Friday, October 16, 2015

Book Review: The Big Laugh, a Hollywood novel by John O'Hara (1962)

The simple but elegant cover of The Big Laugh, by John O'Hara, 1962.

John O'Hara at his desk, circa 1960. Can you tell from his sweater vest that he never went to college?
After reading John O’Hara’s short story collection, John O’Hara’s Hollywood earlier this year, I decided to dive into his novel about Hollywood, 1962’s The Big Laugh. O’Hara was one of the most successful American writers of his generation, coming to prominence with his masterpiece of a first novel, Appointment in Samarra, published in 1934. O’Hara remained a best-selling author until his death in 1970. O’Hara is well-known for his superb short stories, and he holds what is probably an unbreakable record for the most short stories published in The New Yorker: 247. 

The Big Laugh is not one of John O’Hara’s major books. It’s well-written, but the narrative isn’t that compelling. Like his short stories about Hollywood from the 1960’s, it is set in the 1920’s and 1930’s, and is heavily dialogue-driven, with a somewhat meandering plot. In 1961 O’Hara published a book of five plays, unimaginatively titled Five Plays, which might help explain his love of dialogue-heavy stories from around this time. Much like Tom Wolfe, O’Hara was an avid chronicler of the social status signifiers of his era.
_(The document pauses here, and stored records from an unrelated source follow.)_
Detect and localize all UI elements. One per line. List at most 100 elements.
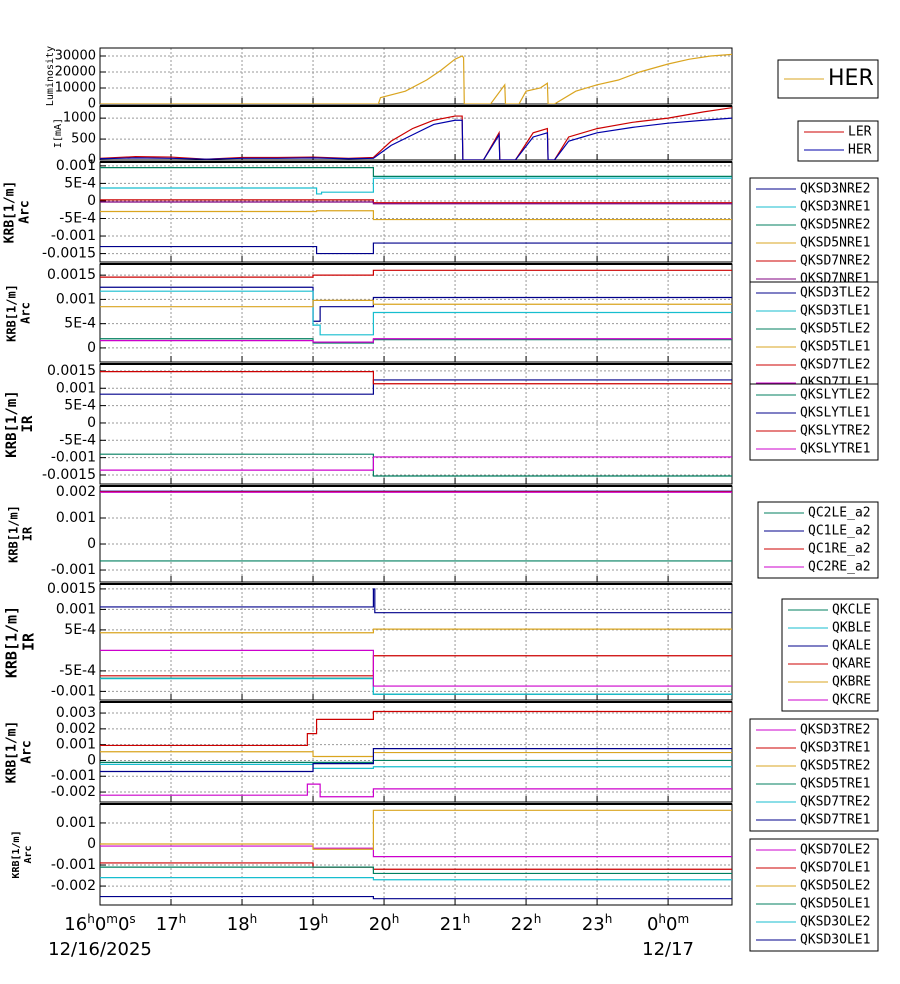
y-tick-label: 0.0015 [47, 581, 96, 597]
legend-box [749, 383, 879, 461]
series-line [100, 710, 732, 747]
y-tick-label: 0 [87, 415, 96, 431]
legend-box [757, 501, 879, 579]
legend-label: QKARE [832, 657, 871, 672]
panel-frame [99, 803, 733, 906]
y-tick-label: -0.0015 [42, 467, 96, 483]
series-line [100, 338, 732, 343]
legend-label: QKSD5TRE1 [800, 777, 870, 792]
legend: QKSD3TRE2 QKSD3TRE1 QKSD5TRE2 QKSD5TRE1 QKSD… [749, 718, 879, 832]
legend-label: QKSD5NRE1 [800, 236, 870, 251]
y-tick-label: -0.0015 [42, 246, 96, 262]
legend-box [797, 120, 879, 162]
y-tick-label: 0.0015 [47, 363, 96, 379]
series-line [100, 751, 732, 758]
series-line [100, 655, 732, 677]
y-tick-label: 5E-4 [64, 175, 96, 191]
y-axis-label: I[mA] [53, 118, 64, 148]
legend-label: QKSLYTRE1 [800, 442, 870, 457]
y-tick-label: 0.0015 [47, 267, 96, 283]
legend: HER [777, 59, 879, 99]
y-tick-label: 0.001 [56, 601, 96, 617]
series-line [100, 269, 732, 278]
legend-box [749, 177, 879, 291]
date-label: 12/17 [642, 939, 694, 960]
y-tick-label: -0.002 [51, 784, 96, 800]
legend: QKSD3NRE2 QKSD3NRE1 QKSD5NRE2 QKSD5NRE1 QKSD… [749, 177, 879, 291]
series-line [100, 862, 732, 870]
y-tick-label: 0.002 [56, 721, 96, 737]
legend-label: QKBRE [832, 675, 871, 690]
series-line [100, 628, 732, 634]
legend-label: QKSD3NRE1 [800, 200, 870, 215]
y-tick-label: 0.003 [56, 705, 96, 721]
series-line [100, 242, 732, 255]
legend-label: QKCRE [832, 693, 871, 708]
legend-label: QKSD3TLE2 [800, 286, 870, 301]
y-tick-label: 0 [87, 836, 96, 852]
y-tick-label: -0.001 [51, 562, 96, 578]
legend-label: QKSD7OLE2 [800, 843, 870, 858]
y-tick-label: 20000 [55, 65, 96, 80]
y-tick-label: 0 [87, 193, 96, 209]
y-axis-label: KRB[1/m] [4, 390, 20, 457]
legend-box [749, 838, 879, 952]
series-line [100, 456, 732, 471]
legend-box [749, 281, 879, 395]
y-tick-label: 0.001 [56, 510, 96, 526]
series-line [100, 199, 732, 204]
legend-label: HER [848, 143, 872, 158]
legend-label: QKCLE [832, 603, 871, 618]
series-line [100, 299, 732, 308]
y-tick-label: -0.001 [51, 450, 96, 466]
y-tick-label: -5E-4 [59, 663, 96, 679]
y-tick-label: 0.001 [56, 815, 96, 831]
legend: QKSD7OLE2 QKSD7OLE1 QKSD5OLE2 QKSD5OLE1 QKSD… [749, 838, 879, 952]
panel-frame [99, 363, 733, 485]
series-line [100, 53, 732, 104]
y-tick-label: -5E-4 [59, 432, 96, 448]
y-tick-label: -0.002 [51, 878, 96, 894]
panel-frame [99, 485, 733, 583]
series-line [100, 167, 732, 177]
legend-label: QKSD7TRE2 [800, 795, 870, 810]
legend-label: QKSD3NRE2 [800, 182, 870, 197]
legend-label: QC1RE_a2 [808, 542, 871, 557]
y-tick-label: 0.002 [56, 484, 96, 500]
legend-label: QKSD5NRE2 [800, 218, 870, 233]
series-line [100, 201, 732, 205]
y-axis-label: KRB[1/m] [3, 181, 18, 244]
y-tick-label: 0.001 [56, 291, 96, 307]
x-tick-label: 16h0m0s [64, 912, 135, 936]
x-tick-label: 20h [369, 912, 400, 936]
legend-label: QKSD5OLE1 [800, 897, 870, 912]
legend-label: QKSLYTLE1 [800, 406, 870, 421]
y-axis-label: Arc [20, 740, 35, 763]
legend-label: QKSD5OLE2 [800, 879, 870, 894]
legend-label: QKSD3TLE1 [800, 304, 870, 319]
y-axis-label: IR [20, 415, 36, 432]
series-line [100, 177, 732, 195]
y-tick-label: -0.001 [51, 857, 96, 873]
series-line [100, 748, 732, 773]
panel-frame [99, 583, 733, 701]
legend-label: QC2LE_a2 [808, 506, 871, 521]
x-tick-label: 23h [582, 912, 613, 936]
series-line [100, 210, 732, 221]
y-tick-label: -0.001 [51, 768, 96, 784]
y-tick-label: 10000 [55, 81, 96, 96]
y-axis-label: Luminosity [45, 46, 56, 106]
y-tick-label: 5E-4 [64, 398, 96, 414]
y-tick-label: 500 [71, 132, 96, 147]
legend-label: QC1LE_a2 [808, 524, 871, 539]
y-tick-label: 5E-4 [64, 622, 96, 638]
y-axis-label: KRB[1/m] [5, 284, 19, 342]
x-tick-label: 22h [511, 912, 542, 936]
legend-label: QKSLYTRE2 [800, 424, 870, 439]
y-tick-label: -5E-4 [59, 210, 96, 226]
y-tick-label: 0.001 [56, 737, 96, 753]
series-line [100, 371, 732, 385]
series-line [100, 809, 732, 850]
legend-label: QKSD7TLE2 [800, 358, 870, 373]
series-line [100, 866, 732, 875]
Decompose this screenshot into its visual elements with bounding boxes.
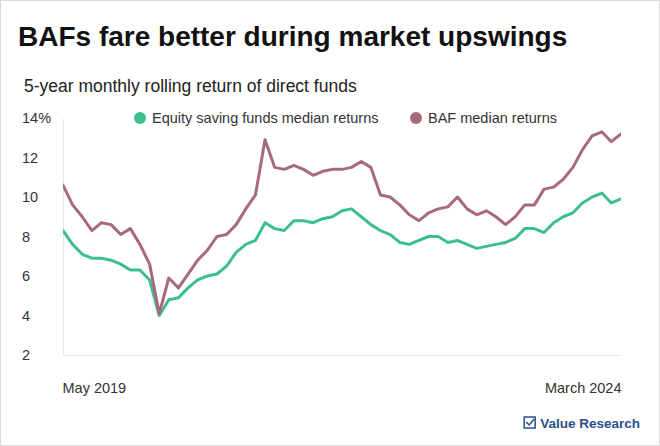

O’Hara would be able to tell you exactly what it said about a man if he wore an Arrow shirt with a Phi Beta Kappa key. Because of his keen eye for telling details and social behavior, I think O’Hara would have excelled at the same sort of non-fiction that Tom Wolfe wrote: profiles of notable people, or examinations of trends in popular culture. But O’Hara remained firmly in the fiction camp, and as far as I know, never dove into long-form non-fiction. O’Hara did have a newspaper column at various times in the 1950’s and 1960’s, in which he held forth on the issues of the day. In a column from 1964, O’Hara expressed his opinion that Martin Luther King Jr. should not have received the Nobel Peace Prize. That’s not a column that anyone will be rushing to reprint anytime soon.

Because so many of O’Hara’s greatest works were written during the 1930’s, it feels a bit sad to read a book like The Big Laugh, which is set thirty years in the past. It’s as though O’Hara knows that the 1930’s were really his decade, and rather than analyze the current state of America, he continues to rush into the past to reexamine the time that he knew the best. It makes O’Hara seem out of touch. Which he probably was, judging from his opinion of Martin Luther King Jr. 

The Big Laugh tells the story of Hubert Ward, a young man drifting through life who happens to discover that he is good at acting, or at least good enough to become a movie star. The novel follows Hubert’s rise to the top of the film industry. Hubert is an unsympathetic character who is often described as a son of a bitch, which seems about right to me. I never really cared if Hubert was successful or not because he’s so unlikable. I don’t need my leading characters to be paragons of virtue, but they need to at least be interesting, and Hubert really isn’t that interesting. Like a glass of champagne, The Big Laugh goes down smoothly, but doesn’t leave much of an aftertaste. 

As I read John O’Hara’s Hollywood, I was intrigued by how O’Hara would use the same characters in different stories. In that book, the actress Doris Arlington appeared in three short stories, and I was glad to find her making an appearance in The Big Laugh as a supporting character. In The Big Laugh she’s given more of a distinct personality, as a savvy, career-driven actress who is a blunt dispenser of truths. She’s more interesting and more likable than Hubert, so maybe O’Hara should have made her the main character of The Big Laugh.